Philosophical, Reflective and Psychological Undertones: 

There is an inherent existential concern in the entire gamut of Mahapatra's poetry. He describes a serious and dark vision of life which is characterised by dejection, sorrow, suffering, loss and alienation. In the poems entitled Hunger and The Whorehouse in a Calcutta Street, there are nameless prostitutes without having any identity. They suffer from the feelings of alienation, loss, grief and poverty and ultimately resort to prostitution in order to survive and maintain their existence in the cruel and merciless world. He pries deeper and deeper into the human psyche and vividly expresses the existential anger. The Logic. Grass, The Exile, The Abandoned British Cemetery at Balasore, Total Solar Eclipse and The Moon Moments are the most conspicuous and the most impressive of poems of this category. The Exile has both philosophical and psychological undertones. It describes the protagonist's feeling that he is an exile. He is nowhere a man. A Rain of Rites is about the monsoon season which also presents a contradictory picture. It is both a time of grey skies, disasters, and depressions and also a period of renewal, birth, vegetation, after the dry stifling Indian summer. But the poet, who is inwardly morose and depressed, fails to see illumination and renewal in the outer environment. The Moon Moments is one of his finest poems with philosophical significance. 'Moon' in this poem symbolises an ideal which a man wants to fulfil in his life time. The Abandoned British Cemetery at Balasore encapsulates the tragic vision of the poet. In it, he, while questioning the meaning of history, sadly broods over the tragedy of 'the dying young'. In Relationship the truth finally dawns upon him. He discovers that the ruined landscape that spreads around him in an interior landscape that signifies the self's destiny. 

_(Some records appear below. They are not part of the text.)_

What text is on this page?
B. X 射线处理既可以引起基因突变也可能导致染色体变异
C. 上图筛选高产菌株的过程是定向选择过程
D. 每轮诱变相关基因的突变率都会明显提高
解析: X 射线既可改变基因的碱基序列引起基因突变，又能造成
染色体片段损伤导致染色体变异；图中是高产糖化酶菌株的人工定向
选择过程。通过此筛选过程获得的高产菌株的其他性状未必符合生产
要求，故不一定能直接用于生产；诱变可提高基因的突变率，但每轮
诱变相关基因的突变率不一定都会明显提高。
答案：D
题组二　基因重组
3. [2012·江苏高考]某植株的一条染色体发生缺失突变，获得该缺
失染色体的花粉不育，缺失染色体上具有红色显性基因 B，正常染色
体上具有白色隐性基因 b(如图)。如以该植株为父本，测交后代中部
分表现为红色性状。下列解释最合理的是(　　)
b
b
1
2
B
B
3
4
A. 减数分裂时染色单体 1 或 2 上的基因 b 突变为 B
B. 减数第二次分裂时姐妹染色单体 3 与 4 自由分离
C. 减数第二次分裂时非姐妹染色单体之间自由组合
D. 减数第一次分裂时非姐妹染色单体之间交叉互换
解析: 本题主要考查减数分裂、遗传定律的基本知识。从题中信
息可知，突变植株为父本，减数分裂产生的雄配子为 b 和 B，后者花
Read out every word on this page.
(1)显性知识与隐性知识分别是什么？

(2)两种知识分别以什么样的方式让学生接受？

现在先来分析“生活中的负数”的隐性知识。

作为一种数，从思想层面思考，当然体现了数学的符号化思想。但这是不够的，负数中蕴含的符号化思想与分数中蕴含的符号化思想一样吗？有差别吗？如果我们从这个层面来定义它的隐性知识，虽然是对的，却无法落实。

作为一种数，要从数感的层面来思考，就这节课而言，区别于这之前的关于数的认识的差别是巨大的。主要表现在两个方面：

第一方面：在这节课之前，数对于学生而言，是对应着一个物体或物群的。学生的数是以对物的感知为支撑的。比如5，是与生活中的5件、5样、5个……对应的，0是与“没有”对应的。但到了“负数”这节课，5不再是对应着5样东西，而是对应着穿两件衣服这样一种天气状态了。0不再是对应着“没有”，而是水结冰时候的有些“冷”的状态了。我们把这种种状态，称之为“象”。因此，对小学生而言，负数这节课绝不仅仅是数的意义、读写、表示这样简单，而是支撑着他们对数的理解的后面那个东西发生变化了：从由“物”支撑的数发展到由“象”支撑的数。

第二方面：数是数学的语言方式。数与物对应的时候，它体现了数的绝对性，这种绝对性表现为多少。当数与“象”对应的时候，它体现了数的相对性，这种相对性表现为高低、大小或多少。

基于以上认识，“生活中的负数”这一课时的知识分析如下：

Realistic Depiction of Contemporary India: 

In An Old Country, the poet expresses his deep anguish over the downfall of India, which once boasted of being one of the greatest civilizations of the world. The dead grandfather's soul seems to be silently protesting over the tragic downfall of their beloved country. In his volume, A Father's Hours which consists four poems, Mahapatra reveals contemporary socio-political reality but his approach is neither comprehensive nor penetrating. However, the poet evinces his sharpened sensibility towards the presentation of the multiple problems facing India. The poet sees a barren world around him feels epidemics in the poisoned air and notices dusty streets stretching away like disgruntled socialists. The poet contrasts the homeless beggars drifting on the stone steps of the old mosque with the world's beautiful people, there, beyond, dying so beautiful humility can't touch them. 

Conception of Love: The poet's love poems, few in number, are rational and not emotional. Lost, one of his finest love poems, reveals how something goes wrong in a man's love for a woman. To the poet love is aligned with sex. Sexual fulfilment alone leads to the realization of love. The Logic describes consummation of love. A Missing Person is a memorable poem on the theme of love. It reveals the poignancy of separation in love. A love-lorn woman contemplating on her life with introspection seeks to see her reflection in a mirror in a dark room but she is disappointed. She is haunted by a sharp sense of loss and loneliness, as her lover, who has sexually enjoyed her, is away. 

Thus it may be observed that the poet's dominant concern in his poetry is the vision of grief, loss, dejection and rejection. The tragic consciousness does not seem to operate in the work of any other Indian poet in English as disturbingly as in that of Jayanta Mahapatra. ‘The sombre wind'. ‘The darkened room’ and ‘The intrigues at my fingertips’ these objects and images put their unmistakable emphasis on the sombre vision. When the poet deals with the themes of trade in flesh, poverty and destitution, his skill and subtlety do not fail him. The poet often excels in writing love poetry, especially poetry which expresses the fragility as well as stasis of inter-personal relationships. Lost is one of his best love poems. The Logic too is a great success. The poet always depicts the encounter between a man and a woman in a gripping manner.